George W. Bush hat dieser Tage eine Universitätsbibliothek im texanischen Austin eingeweiht.
Eigentlich hatte sich Bush ja fest vorgenommen, nie wieder eine Universität zu betreten, nachdem amerikanische Universitätsprofessoren im Jahre 2005 einen ganz besonderen stinkenden Käfer nach ihm benannt hatten.
Damals wurde, der kurz zuvor neu entdeckte Schwammkugelkäfer, der sich von Schleimpilzen ernährt, nach George W. Bush, mit dem lateinischen Namen „Agathidium bushi“, benannt.

Doch Bush entschied sich diese Woche, da die Bibliothek ja seinen Namen erhalten sollte, an deren Eröffnung als Gastredner teilzunehmen.
Was anderes blieb ihm ehrlich gesagt, ja auch nicht übrig.

Am Ende der Rede, verabschiedete er sich vom anwesenden Publikum, dem Lehrerkollegium und den Studenten mit einem besonderen Gruß.
Er erhob seinen Arm, spreizte seinen Daumen und seinen kleinen Finger nach außen und ballte die anderen drei Finger zur Faust.

Es handelt sich bei dieser besonderen Geste um den so genannten traditionellen texanischen Gruß „hook ’em, horns“, der am selben Abend nicht nur von ihm, sondern auch von seiner Frau Laura mehrmals wiedergegeben wurde, und der in Texas in etwa so viel bedeutet wie „Viel Glück“.

„Hook ’em, horns“ machen alle Texaner nicht nur als selbstverständliche Geste, sondern man findet dieses Handzeichen überall in Texas verteilt, sei es an Wänden gemalt, als Aufkleber auf Autos oder auch Mal als Abdruck auf einem T-Shirt.

Die Tatsache dass Georg W. Bush jetzt Bibliotheken eröffnet und nicht mehr als Präsident der USA den Finger am Atomknopf hat, ist eigentlich beruhigend und ist dementsprechend auch eine Nachricht wert.

Aber nicht die Bibliothekseröffnung durch den Ex-Präsidenten der USA war den hiesigen Tageszeitungen eine Nachricht wert, sondern die besagte Handbewegung, die er am Ende dieser Eröffnung machte.

Denn hier in Portugal ist diese Geste eher eine von der Sorte, wie man sie seinem Gegner mit auf den Weg gibt, wenn man ihn auf die wüsteste Art und Weise beschimpfen will.

Wenn hier in Portugal einer dem anderen diese Handbewegung zeigt, dann bedeutet das nämlich so viel wie:
„Deine Frau hat dir die Hörner aufgesetzt, Du Waschlappen“, oder „Deine Alte betrügt Dich nach Strich und Faden, Du Depp“.
Diese Geste, vor allem bei primitiven Autofahrern sehr beliebt, ist unter uns Südländer wohl eine der schlimmsten Beschimpfungen die man von sich geben kann.

Die Tageszeitung „Diário de Noticias“ nahm sich daher drei ganze Spalten um die Geste von Mr.
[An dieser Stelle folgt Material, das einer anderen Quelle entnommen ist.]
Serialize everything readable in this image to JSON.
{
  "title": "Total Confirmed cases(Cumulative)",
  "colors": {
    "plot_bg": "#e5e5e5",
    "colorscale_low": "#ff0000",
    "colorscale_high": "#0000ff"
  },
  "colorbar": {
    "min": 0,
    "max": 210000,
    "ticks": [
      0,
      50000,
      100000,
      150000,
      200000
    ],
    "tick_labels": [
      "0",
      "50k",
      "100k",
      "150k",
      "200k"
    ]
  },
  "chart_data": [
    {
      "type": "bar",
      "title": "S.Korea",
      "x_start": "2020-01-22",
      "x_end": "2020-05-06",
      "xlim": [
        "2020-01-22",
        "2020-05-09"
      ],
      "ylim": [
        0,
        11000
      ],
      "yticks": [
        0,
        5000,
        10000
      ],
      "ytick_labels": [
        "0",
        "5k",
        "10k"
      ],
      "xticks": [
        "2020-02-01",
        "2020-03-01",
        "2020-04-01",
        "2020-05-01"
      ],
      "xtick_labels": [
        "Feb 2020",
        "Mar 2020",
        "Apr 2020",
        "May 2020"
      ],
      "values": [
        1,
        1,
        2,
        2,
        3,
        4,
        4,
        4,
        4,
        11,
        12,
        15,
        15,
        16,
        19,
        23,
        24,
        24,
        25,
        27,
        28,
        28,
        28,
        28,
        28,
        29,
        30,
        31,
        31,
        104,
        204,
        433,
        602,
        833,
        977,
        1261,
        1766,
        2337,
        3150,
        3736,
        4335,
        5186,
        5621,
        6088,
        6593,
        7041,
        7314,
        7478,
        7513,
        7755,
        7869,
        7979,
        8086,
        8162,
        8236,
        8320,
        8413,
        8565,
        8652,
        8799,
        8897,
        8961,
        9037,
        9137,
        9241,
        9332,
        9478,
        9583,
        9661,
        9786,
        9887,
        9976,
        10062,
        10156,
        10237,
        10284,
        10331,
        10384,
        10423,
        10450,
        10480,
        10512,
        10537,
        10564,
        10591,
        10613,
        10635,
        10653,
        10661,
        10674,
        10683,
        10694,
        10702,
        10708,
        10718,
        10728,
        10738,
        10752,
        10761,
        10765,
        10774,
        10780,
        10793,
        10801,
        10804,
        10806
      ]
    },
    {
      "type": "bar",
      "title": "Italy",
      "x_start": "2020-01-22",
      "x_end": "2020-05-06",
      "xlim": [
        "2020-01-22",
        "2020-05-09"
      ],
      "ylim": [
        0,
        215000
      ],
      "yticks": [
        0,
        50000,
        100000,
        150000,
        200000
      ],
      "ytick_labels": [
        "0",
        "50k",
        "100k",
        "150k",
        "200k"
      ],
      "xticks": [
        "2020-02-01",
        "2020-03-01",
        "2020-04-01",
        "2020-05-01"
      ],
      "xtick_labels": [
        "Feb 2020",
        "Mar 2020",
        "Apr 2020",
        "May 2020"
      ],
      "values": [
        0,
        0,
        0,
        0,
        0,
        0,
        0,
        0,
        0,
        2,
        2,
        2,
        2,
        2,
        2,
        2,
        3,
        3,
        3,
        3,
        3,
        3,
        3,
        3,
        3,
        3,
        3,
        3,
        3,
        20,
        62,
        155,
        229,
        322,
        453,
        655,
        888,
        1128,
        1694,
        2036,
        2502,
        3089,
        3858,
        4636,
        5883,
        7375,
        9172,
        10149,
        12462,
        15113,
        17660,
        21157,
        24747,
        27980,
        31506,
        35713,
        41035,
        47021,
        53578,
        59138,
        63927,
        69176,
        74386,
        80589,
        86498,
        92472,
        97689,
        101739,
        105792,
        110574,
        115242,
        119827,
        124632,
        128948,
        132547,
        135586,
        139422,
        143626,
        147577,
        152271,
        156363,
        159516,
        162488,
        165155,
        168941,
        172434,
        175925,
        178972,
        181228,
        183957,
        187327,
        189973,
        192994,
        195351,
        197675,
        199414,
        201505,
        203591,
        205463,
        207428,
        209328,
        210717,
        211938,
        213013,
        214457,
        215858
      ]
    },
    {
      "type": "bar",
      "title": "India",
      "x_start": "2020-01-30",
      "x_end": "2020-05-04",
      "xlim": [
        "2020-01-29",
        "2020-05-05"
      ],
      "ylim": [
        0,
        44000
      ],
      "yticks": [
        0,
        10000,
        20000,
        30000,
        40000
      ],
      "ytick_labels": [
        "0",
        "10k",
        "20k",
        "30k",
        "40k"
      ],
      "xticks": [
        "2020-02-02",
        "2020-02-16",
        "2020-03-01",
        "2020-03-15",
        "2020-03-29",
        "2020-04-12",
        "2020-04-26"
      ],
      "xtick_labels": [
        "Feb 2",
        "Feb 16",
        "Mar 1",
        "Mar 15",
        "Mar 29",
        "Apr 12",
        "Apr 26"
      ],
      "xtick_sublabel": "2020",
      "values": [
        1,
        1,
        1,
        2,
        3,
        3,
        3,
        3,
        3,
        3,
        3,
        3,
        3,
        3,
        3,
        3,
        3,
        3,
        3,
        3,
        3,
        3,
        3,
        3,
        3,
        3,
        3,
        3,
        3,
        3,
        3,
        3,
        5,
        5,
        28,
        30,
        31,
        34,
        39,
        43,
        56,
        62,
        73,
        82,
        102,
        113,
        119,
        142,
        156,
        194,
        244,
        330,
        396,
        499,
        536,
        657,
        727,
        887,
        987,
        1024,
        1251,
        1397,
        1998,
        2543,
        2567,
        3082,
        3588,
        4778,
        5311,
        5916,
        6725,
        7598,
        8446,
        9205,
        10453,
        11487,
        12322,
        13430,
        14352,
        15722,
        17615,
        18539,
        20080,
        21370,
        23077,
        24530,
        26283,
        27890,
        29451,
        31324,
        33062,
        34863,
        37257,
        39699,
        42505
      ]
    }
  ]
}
Bush, im fernen Texas, zu erklären.
Die Tatsache, dass Bush eine Bibliothek eingeweiht hatte, war der Zeitung allerdings nur zwei Sätze wert!

Eine andere portugiesische Tageszeitung, der „Jornal da Madeira“, der auf der Insel Madeira erscheint, dort wo die Bevölkerung mehrheitlich streng katholisch und religiös ist, sah sich am Tag nach dem Abdrucken der Nachricht von der Bibliothekseröffnung sogar dazu genötigt, ihren Lesern mitzuteilen, das Bush und seine Frau keinen satanischen Gruß von sich gaben, als sie fotografiert wurden.
Viele der Leser hatten nämlich, als sie das Foto in der Zeitung sahen, diesen als solchen interpretiert, und heftige Protestschreiben an die Zeitung gesendet.

Diese stellte, wie gesagt, in ihrer Ausgabe am nächsten Tag dann klar, das es sich bei der von Bush gezeigten Geste, um eine ganz normale texanische Grußform handele, mit der man jemanden einfach nur viel Glück wünscht.